Le maire poursuivait avec calme le récit de l’histoire imparfaite qu’il avait recueillie de la bouche de Louise, quand un énorme éclat de rire vint lui couper brusquement la parole. Il leva sa lanterne jusqu’à hauteur de visage, et aperçut, éclatant encore sur la face de Célestin le plus grand rire qui se puisse voir et entendre. Depuis quelques minutes, l’honnête jardinier se tenait à quatre pour ne pas partir d’un accès de joie immodéré, en présence de l’officier municipal; mais à la fin, le rire qui l’étouffait n’avait pu être contenu par son respect pour M. le mayeur.

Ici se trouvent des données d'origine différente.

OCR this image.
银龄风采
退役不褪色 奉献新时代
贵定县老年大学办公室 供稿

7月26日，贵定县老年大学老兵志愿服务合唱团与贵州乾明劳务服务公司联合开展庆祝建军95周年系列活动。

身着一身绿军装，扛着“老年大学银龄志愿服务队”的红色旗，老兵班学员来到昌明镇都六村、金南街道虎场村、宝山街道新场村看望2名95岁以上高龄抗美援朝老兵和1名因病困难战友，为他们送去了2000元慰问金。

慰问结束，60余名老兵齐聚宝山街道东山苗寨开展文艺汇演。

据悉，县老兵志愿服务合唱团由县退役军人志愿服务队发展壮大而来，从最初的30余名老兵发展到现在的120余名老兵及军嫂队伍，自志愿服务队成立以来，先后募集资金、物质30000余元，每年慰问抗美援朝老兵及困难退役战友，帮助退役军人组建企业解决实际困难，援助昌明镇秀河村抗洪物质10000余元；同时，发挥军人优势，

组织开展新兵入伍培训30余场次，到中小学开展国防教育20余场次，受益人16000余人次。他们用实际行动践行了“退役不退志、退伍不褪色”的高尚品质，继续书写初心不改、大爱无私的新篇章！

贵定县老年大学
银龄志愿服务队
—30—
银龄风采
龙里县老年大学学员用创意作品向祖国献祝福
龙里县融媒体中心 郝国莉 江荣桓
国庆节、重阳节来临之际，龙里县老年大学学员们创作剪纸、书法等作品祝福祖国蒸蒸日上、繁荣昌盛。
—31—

—Qu’avez-vous donc? demanda le maire avec un léger accent d’humeur; ce que je dis n’a rien de plaisant, je crois.

—J’ai, répondit Célestin, d’un air un peu plus sérieux, j’ai que je trouve drôle l’histoire que vous m’avez faite. Où l’avez-vous prise?

—C’est Louise Drouart elle-même, l’ancienne maîtresse de votre seigneur...

—Qui ça, l’innocente?

—De quelle innocente parlez-vous?

—Eh bien! de la folle, quoi donc, de Louise, celle-là que vous tenez en prison! Elle vous a conté qu’elle a été la maîtresse du seigneur, et que notre demoiselle est sa fille!... et vous avez cru cela, vous, un maire!

—Mais, tout à l’heure elle-même ne vous a-t-elle pas demandé des nouvelles de sa fille?

—C’est un nom qu’elle lui donne par amitié, la pauvre femme! Comment n’avez-vous pas vu tout de suite que c’est une innocente?... Venez ici, Louise.